— Regagnez votre classe et préparez-vous, soupira-t-il. Dans une heure je vous conduirai moi-même au séminaire. Ce sera mieux que vous y envoyer avec le Père Censeur. Puis… et cela je vous le promets, je reviendrai ici afin d’écrire à votre mère et lui donner mon sentiment personnel. C’est tout ce que je peux faire pour vous.
Il ne dit pas ce qu’était ce sentiment. Gilles, accablé par ce qu’il considérait comme sa condamnation, baissa la tête et, sans avoir le courage de saluer, retourna vers la porte, quitta le cabinet du sous-principal.
Dans la cour, il trouva la tempête qui depuis le matin s’était abattue sur le golfe, préludant aux grands ouragans d’équinoxe. Là, dans l’espace clos de la cour, sa violence semblait se concentrer. Elle volait à ras du sol, courbant les herbes pourries par l’hiver, chassant les graviers. Quelque part, une fenêtre mal attachée claqua avec un cliquetis de verre brisé…
Un instant, le futur séminariste demeura debout au milieu de ce grand espace vide, laissant le vent furieux fouetter son corps, dénouer ses cheveux qui s’enlevèrent dans la bourrasque, claquant comme une flamme à la pomme d’un mât. Il avait envie de rester là toujours, de ne pas aller plus loin, de devenir pierre. La tempête lui faisait du bien car il n’eût pas aimé que ce qu’il considérait comme le naufrage de sa vie eût lieu par un doux soleil et au chant des oiseaux. C’était un bon prélude à l’enfer.
Tout à coup, derrière lui, il entendit un coup sourd, qui résonna comme sur une peau de tambour. Se retournant, il vit que c’était l’un des battants de la grande porte du collège. Mal fermée, sans doute, par le concierge qui cependant y veillait de près, le battant avait dû s’écarter sous l’action de l’ouragan et tapait contre le chambranle.

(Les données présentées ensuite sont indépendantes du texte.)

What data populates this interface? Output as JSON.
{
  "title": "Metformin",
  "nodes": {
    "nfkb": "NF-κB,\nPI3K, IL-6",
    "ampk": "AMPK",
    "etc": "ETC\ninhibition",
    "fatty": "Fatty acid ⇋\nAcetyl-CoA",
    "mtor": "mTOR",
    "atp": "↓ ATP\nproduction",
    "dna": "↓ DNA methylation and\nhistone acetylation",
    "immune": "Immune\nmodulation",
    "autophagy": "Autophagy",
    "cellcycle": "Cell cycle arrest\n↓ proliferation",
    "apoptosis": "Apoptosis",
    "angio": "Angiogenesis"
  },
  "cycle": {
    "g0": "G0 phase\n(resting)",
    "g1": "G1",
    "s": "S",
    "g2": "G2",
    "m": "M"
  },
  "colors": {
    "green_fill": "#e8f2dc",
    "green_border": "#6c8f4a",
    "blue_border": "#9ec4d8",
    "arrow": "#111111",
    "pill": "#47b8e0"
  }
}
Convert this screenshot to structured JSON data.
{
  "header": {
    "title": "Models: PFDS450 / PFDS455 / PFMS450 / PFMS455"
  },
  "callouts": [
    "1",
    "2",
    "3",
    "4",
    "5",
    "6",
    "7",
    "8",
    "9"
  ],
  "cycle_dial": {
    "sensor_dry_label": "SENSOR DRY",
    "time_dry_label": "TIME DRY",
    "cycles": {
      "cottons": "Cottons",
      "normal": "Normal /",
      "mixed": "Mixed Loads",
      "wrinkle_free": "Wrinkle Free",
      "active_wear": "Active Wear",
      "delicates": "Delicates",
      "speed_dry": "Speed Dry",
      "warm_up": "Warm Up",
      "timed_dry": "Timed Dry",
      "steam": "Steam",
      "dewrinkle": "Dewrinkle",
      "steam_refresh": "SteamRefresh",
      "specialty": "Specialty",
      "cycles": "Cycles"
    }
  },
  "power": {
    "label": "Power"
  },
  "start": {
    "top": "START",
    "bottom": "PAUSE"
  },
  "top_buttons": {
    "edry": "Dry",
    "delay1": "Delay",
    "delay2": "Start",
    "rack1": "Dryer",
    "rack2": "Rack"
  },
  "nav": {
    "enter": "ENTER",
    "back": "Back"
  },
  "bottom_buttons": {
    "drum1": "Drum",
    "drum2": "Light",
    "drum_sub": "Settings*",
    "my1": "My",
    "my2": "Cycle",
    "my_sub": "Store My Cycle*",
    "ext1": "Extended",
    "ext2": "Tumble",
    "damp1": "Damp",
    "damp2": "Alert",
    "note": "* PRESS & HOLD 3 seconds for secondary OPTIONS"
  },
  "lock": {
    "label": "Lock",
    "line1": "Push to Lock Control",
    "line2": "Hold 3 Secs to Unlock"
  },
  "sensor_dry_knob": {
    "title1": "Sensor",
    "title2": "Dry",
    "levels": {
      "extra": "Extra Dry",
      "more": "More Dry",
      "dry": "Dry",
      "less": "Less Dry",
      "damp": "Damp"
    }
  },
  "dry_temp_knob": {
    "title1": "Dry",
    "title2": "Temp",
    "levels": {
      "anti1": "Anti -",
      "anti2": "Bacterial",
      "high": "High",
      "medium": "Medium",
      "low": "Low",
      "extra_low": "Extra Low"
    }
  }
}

Par l’ouverture, Gilles aperçut la rue où couraient des branches mortes et des détritus. Tout ce que la tempête arrachait au passage semblait fuir, comme animé d’une vie propre… Alors, il vit un signe dans cette porte miraculeusement ouverte, une sorte d’invite car il savait maintenant que rien ni personne ne pourrait fléchir Marie-Jeanne Goëlo et que, s’il se laissait enfermer au Séminaire, aucune force humaine sinon la fuite ne pourrait l’en arracher. Alors, pourquoi attendre ?
La porte battit une seconde fois comme si elle s’impatientait. Sans plus réfléchir Gilles s’élança, craignant tout à coup de voir surgir le concierge qui fermerait inexorablement la porte. Il franchit le seuil d’un bond et s’élança à travers la ville en direction du marché au seigle.
D’instinct, oubliant la rancune qui l’en écartait depuis deux mois, il allait vers le port, ce symbole du refuge mais aussi des fuites lointaines. La première pensée qui lui vint fut de s’y cacher dans un entrepôt quelconque pour attendre la nuit et se glisser ensuite dans le premier rafiot venu. Il ne pouvait être question de retourner rue Saint-Gwenael, où on le chercherait tout d’abord car il avait peu de temps et avant une heure il fallait qu’il fût à l’abri.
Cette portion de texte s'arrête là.